Multiomic analysis uncovers a continuous spectrum of differentiation and Wnt-MDK-driven immune evasion in hepatoblastoma [Spatial Transcriptomics]

Background & Aims: Hepatoblastoma is the most common pediatric cancer of the liver and the majority of cases display activating mutations in the Wnt/ß-catenin pathway. Understanding the complex milieu of the tumor microenvironment has resulted in promising new therapies for adult cancers, but similar approaches in pediatric cancers are still lacking. We aimed to provide a comprehensive analysis of the tumor microenvironment of hepatoblastoma unveiling its spatial architecture and key signaling mechanisms.
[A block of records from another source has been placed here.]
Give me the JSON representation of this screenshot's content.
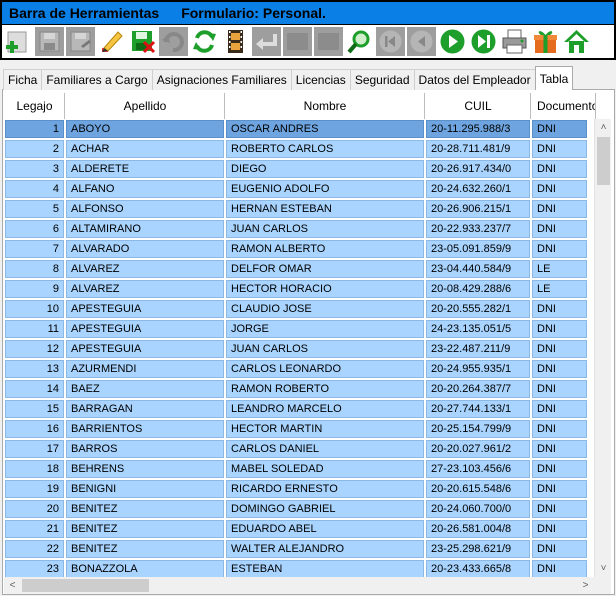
{
  "title": {
    "toolbar_title": "Barra de Herramientas",
    "form_title": "Formulario: Personal."
  },
  "toolbar": {
    "buttons": [
      {
        "name": "add-icon",
        "enabled": true
      },
      {
        "name": "save-icon",
        "enabled": false
      },
      {
        "name": "save-as-icon",
        "enabled": false
      },
      {
        "name": "edit-pencil-icon",
        "enabled": true
      },
      {
        "name": "delete-save-icon",
        "enabled": true
      },
      {
        "name": "undo-icon",
        "enabled": false
      },
      {
        "name": "refresh-icon",
        "enabled": true
      },
      {
        "name": "film-icon",
        "enabled": true
      },
      {
        "name": "return-arrow-icon",
        "enabled": false
      },
      {
        "name": "blank-icon",
        "enabled": false
      },
      {
        "name": "blank-icon-2",
        "enabled": false
      },
      {
        "name": "search-icon",
        "enabled": true
      },
      {
        "name": "first-record-icon",
        "enabled": false
      },
      {
        "name": "previous-record-icon",
        "enabled": false
      },
      {
        "name": "next-record-icon",
        "enabled": true
      },
      {
        "name": "last-record-icon",
        "enabled": true
      },
      {
        "name": "printer-icon",
        "enabled": true
      },
      {
        "name": "gift-icon",
        "enabled": true
      },
      {
        "name": "home-icon",
        "enabled": true
      }
    ],
    "colors": {
      "green": "#1e9e2a",
      "disabled": "#9e9e9e"
    }
  },
  "tabs": [
    "Ficha",
    "Familiares a Cargo",
    "Asignaciones Familiares",
    "Licencias",
    "Seguridad",
    "Datos del Empleador",
    "Tabla"
  ],
  "active_tab": "Tabla",
  "table": {
    "columns": [
      "Legajo",
      "Apellido",
      "Nombre",
      "CUIL",
      "Documento"
    ],
    "rows": [
      [
        "1",
        "ABOYO",
        "OSCAR ANDRES",
        "20-11.295.988/3",
        "DNI"
      ],
      [
        "2",
        "ACHAR",
        "ROBERTO CARLOS",
        "20-28.711.481/9",
        "DNI"
      ],
      [
        "3",
        "ALDERETE",
        "DIEGO",
        "20-26.917.434/0",
        "DNI"
      ],
      [
        "4",
        "ALFANO",
        "EUGENIO ADOLFO",
        "20-24.632.260/1",
        "DNI"
      ],
      [
        "5",
        "ALFONSO",
        "HERNAN ESTEBAN",
        "20-26.906.215/1",
        "DNI"
      ],
      [
        "6",
        "ALTAMIRANO",
        "JUAN CARLOS",
        "20-22.933.237/7",
        "DNI"
      ],
      [
        "7",
        "ALVARADO",
        "RAMON ALBERTO",
        "23-05.091.859/9",
        "DNI"
      ],
      [
        "8",
        "ALVAREZ",
        "DELFOR OMAR",
        "23-04.440.584/9",
        "LE"
      ],
      [
        "9",
        "ALVAREZ",
        "HECTOR HORACIO",
        "20-08.429.288/6",
        "LE"
      ],
      [
        "10",
        "APESTEGUIA",
        "CLAUDIO JOSE",
        "20-20.555.282/1",
        "DNI"
      ],
      [
        "11",
        "APESTEGUIA",
        "JORGE",
        "24-23.135.051/5",
        "DNI"
      ],
      [
        "12",
        "APESTEGUIA",
        "JUAN CARLOS",
        "23-22.487.211/9",
        "DNI"
      ],
      [
        "13",
        "AZURMENDI",
        "CARLOS LEONARDO",
        "20-24.955.935/1",
        "DNI"
      ],
      [
        "14",
        "BAEZ",
        "RAMON ROBERTO",
        "20-20.264.387/7",
        "DNI"
      ],
      [
        "15",
        "BARRAGAN",
        "LEANDRO MARCELO",
        "20-27.744.133/1",
        "DNI"
      ],
      [
        "16",
        "BARRIENTOS",
        "HECTOR MARTIN",
        "20-25.154.799/9",
        "DNI"
      ],
      [
        "17",
        "BARROS",
        "CARLOS DANIEL",
        "20-20.027.961/2",
        "DNI"
      ],
      [
        "18",
        "BEHRENS",
        "MABEL SOLEDAD",
        "27-23.103.456/6",
        "DNI"
      ],
      [
        "19",
        "BENIGNI",
        "RICARDO ERNESTO",
        "20-20.615.548/6",
        "DNI"
      ],
      [
        "20",
        "BENITEZ",
        "DOMINGO GABRIEL",
        "20-24.060.700/0",
        "DNI"
      ],
      [
        "21",
        "BENITEZ",
        "EDUARDO ABEL",
        "20-26.581.004/8",
        "DNI"
      ],
      [
        "22",
        "BENITEZ",
        "WALTER ALEJANDRO",
        "23-25.298.621/9",
        "DNI"
      ],
      [
        "23",
        "BONAZZOLA",
        "ESTEBAN",
        "20-23.433.665/8",
        "DNI"
      ]
    ],
    "selected_row": 0,
    "colors": {
      "cell": "#a8d4ff",
      "selected": "#6ea5e0"
    }
  }
}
Methods: Single-cell/-nucleus RNA-seq (n=15), spatial transcriptomics (n=22), and multiplex immunofluorescence stainings (n=7) of treated, untreated, and metastasized pediatric hepatoblastomas were performed. An RNA-seq validation cohort (n=110) including hepatoblastoma, non-tumor and fetal liver samples and single-cell RNA-seq data of healthy immune cells were used for further analysis. Western blotting and RNA-seq of hepatoblastoma and macrophage cell lines were conducted for experimental validation. Results: Of four identified transcriptional tumor programs, “Developmental” and “Metabolic” reflected different hepatic differentiation stages, while “Cycling” was enriched in undifferentiated cells and relapsed samples, and “Intermediate” displayed high activity in samples from patients with poor outcomes. We discovered an increased ratio of anti- to pro-inflammatory immune cells and evidence of immune exclusion from tumor areas. Wnt-responsive upregulation of the immunomodulator midkine in hepatoblastoma cells was associated with a change in macrophage phenotype, which could be partially reversed through midkine inhibition. Conclusions: Hepatoblastoma cells exist along a continuous spectrum of hepatic differentiation and inhabit an altered immune environment. Wnt signaling augments midkine expression, which appears to be involved in shaping the immune environment by modifying macrophages to enable immune evasion, thereby providing a potential therapeutic target. Overall design: Spatial transcriptomics of human hepatoblastoma was performed from formalin-fixed paraffin-embedded (FFPE) tissue samples using Visium Spatial Gene Expression for FFPE (10x Genomics; n=10) and Visium CytAssist Spatial Gene Expression for FFPE (10x Genomics; n=12).